Kebakaran hutan dan lahan (karhutla) masih terus menghantui beberapa wilayah di Indonesia, dengan tercatat masih ada 939 hektare lahan di Riau dan Kalimantan Selatan yang terbakar. Luasan ini menjadi perhatian serius mengingat potensi bencana kabut asap yang dapat ditimbulkannya, mengancam kesehatan masyarakat dan aktivitas sehari-hari.
Data terkini menunjukkan bahwa upaya pemadaman terus dilakukan oleh tim gabungan di lapangan. Namun, kondisi geografis dan cuaca yang kering menjadi tantangan tersendiri dalam menanggulangi api yang terus menjalar.
Pemerintah daerah bersama dengan unsur TNI, Polri, dan masyarakat terus berupaya keras memadamkan api. Berbagai strategi pengerahan personel, penggunaan teknologi modifikasi cuaca (TMC) seperti hujan buatan, serta pembasahan lahan gambut dilakukan demi mengendalikan titik api.
Di Riau, beberapa daerah dilaporkan menjadi lokasi rawan karhutla, termasuk di wilayah yang memiliki lahan gambut. Luasan lahan yang terbakar di provinsi ini terus dipantau secara berkala oleh Badan Penanggulangan Bencana Daerah (BPBD) setempat.

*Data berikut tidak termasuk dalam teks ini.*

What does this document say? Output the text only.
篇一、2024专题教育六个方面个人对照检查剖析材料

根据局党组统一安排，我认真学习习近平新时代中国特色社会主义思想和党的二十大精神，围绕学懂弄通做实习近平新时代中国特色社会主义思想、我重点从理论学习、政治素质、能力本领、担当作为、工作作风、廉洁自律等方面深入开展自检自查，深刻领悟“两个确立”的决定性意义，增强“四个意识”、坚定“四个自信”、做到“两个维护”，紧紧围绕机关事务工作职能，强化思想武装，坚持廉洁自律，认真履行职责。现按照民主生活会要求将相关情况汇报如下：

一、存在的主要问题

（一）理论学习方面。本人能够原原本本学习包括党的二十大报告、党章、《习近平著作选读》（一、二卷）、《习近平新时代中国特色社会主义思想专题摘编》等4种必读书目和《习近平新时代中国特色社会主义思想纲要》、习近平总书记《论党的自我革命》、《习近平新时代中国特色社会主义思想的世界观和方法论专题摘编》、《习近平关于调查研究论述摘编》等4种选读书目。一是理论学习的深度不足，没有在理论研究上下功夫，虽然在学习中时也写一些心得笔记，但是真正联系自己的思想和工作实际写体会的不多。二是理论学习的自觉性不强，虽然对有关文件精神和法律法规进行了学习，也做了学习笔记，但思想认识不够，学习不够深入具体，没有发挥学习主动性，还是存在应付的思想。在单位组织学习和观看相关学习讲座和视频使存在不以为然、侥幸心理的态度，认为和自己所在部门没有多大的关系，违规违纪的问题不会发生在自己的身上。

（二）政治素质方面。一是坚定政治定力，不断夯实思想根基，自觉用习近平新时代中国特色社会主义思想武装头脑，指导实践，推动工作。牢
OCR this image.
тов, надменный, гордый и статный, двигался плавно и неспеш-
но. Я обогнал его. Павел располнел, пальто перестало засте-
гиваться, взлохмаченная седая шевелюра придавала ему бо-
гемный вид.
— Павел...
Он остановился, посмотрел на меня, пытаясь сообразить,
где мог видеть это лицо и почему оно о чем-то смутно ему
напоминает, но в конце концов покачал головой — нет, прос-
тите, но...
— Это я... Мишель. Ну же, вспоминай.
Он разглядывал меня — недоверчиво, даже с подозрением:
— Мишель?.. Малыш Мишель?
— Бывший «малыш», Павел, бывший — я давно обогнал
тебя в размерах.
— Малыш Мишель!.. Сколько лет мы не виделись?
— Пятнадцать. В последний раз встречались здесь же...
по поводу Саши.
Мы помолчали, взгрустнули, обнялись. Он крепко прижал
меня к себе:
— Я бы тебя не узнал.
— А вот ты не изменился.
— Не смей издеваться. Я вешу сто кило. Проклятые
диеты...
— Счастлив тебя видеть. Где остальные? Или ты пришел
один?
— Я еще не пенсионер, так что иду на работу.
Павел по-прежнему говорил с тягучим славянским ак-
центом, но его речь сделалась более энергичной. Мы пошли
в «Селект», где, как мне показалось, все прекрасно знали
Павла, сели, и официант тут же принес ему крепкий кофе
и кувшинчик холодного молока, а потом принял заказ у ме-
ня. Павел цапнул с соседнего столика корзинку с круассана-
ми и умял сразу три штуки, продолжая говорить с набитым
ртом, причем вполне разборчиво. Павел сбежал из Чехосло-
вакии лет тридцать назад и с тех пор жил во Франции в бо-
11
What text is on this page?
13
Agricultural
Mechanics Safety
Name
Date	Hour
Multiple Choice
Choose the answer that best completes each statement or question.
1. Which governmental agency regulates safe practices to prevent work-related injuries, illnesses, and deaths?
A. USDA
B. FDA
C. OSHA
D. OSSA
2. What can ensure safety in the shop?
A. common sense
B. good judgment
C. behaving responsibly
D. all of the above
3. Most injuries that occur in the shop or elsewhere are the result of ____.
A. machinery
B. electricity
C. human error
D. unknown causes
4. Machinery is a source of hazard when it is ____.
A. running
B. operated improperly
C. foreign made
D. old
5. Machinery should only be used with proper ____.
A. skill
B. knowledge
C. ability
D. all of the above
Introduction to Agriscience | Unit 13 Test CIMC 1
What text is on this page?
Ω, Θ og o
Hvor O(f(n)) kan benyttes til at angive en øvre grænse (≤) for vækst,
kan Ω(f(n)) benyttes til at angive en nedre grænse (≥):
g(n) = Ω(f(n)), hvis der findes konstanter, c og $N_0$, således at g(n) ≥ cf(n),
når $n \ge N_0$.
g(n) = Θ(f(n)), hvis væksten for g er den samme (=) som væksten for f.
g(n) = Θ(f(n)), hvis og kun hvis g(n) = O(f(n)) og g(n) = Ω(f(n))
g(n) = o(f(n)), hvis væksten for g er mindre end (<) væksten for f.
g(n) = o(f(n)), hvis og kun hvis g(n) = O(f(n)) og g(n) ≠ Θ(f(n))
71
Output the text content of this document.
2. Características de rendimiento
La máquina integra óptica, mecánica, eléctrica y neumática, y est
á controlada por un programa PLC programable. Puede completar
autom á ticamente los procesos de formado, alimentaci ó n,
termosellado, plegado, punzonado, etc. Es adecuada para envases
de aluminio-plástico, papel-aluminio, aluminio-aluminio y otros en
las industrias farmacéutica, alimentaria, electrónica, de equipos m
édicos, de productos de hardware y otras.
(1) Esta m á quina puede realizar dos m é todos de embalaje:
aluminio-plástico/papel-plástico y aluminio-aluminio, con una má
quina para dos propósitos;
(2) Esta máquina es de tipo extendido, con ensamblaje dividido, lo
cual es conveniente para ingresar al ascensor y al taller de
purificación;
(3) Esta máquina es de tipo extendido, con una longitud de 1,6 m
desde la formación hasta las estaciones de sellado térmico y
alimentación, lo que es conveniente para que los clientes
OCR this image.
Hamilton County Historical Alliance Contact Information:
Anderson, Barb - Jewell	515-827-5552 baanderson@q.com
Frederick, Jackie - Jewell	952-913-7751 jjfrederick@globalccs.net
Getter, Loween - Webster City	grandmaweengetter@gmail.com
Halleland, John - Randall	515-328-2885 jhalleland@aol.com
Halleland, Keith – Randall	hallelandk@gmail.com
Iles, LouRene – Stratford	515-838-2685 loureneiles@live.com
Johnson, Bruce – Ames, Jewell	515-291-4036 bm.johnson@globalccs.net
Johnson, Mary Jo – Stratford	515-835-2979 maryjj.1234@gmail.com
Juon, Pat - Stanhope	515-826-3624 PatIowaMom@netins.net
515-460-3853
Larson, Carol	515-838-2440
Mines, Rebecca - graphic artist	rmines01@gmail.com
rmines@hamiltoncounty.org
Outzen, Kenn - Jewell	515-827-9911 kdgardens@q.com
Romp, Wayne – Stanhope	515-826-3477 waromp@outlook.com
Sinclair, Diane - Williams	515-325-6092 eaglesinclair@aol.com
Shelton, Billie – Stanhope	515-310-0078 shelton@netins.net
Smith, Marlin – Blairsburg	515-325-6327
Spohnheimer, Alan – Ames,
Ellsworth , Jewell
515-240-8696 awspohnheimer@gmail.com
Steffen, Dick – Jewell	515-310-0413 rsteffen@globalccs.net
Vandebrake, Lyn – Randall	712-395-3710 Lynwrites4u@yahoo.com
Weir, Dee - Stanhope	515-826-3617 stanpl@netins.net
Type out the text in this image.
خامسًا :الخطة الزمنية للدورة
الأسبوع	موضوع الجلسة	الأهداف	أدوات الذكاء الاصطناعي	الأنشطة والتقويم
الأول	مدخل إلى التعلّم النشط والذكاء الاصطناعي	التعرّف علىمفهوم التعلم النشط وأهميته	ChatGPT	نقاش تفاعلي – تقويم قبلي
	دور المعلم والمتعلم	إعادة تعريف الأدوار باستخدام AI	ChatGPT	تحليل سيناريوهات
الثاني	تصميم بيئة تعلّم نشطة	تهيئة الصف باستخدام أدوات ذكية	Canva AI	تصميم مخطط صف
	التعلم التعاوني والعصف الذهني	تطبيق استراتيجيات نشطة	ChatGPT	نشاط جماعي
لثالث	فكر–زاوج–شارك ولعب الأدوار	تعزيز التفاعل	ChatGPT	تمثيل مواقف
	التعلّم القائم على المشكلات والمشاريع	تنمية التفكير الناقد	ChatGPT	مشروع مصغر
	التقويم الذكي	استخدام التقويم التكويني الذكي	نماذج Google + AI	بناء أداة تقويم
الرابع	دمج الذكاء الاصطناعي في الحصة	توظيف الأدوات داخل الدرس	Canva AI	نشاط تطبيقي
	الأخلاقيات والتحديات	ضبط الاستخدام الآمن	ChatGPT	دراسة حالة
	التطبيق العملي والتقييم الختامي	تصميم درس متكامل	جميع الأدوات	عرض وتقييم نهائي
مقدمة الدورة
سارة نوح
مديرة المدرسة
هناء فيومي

Sementara itu, Kalimantan Selatan juga menghadapi situasi serupa. Sejumlah titik api terdeteksi dan memerlukan penanganan segera. Pemerintah provinsi dan kabupaten/kota di Kalsel telah mengaktifkan posko siaga darurat karhutla untuk memobilisasi sumber daya yang ada.
Dampak dari karhutla ini tidak hanya terbatas pada kerusakan lingkungan dan hilangnya vegetasi, tetapi juga menimbulkan ancaman serius terhadap kualitas udara. Partikel halus yang dihasilkan dari pembakaran dapat menyebabkan gangguan pernapasan dan masalah kesehatan lainnya bagi warga.
Meskipun upaya pemadaman terus digencarkan, faktor cuaca menjadi penentu utama keberhasilan penanganan karhutla. Musim kemarau yang diperkirakan masih berlangsung hingga beberapa waktu ke depan, meningkatkan risiko meluasnya api jika tidak segera dikendalikan.
Pihak berwenang mengimbau masyarakat untuk tidak melakukan aktivitas yang dapat memicu kebakaran, seperti membuka lahan dengan cara membakar. Kesadaran dan partisipasi publik sangat penting dalam mencegah terjadinya karhutla susulan yang dapat memperburuk kondisi.
Situasi karhutla di Riau dan Kalimantan Selatan ini akan terus menjadi perhatian utama. Penanganan yang cepat, efektif, dan terpadu dari seluruh pihak terkait menjadi kunci untuk meminimalisir dampak buruknya dan memulihkan kondisi lingkungan yang terdampak.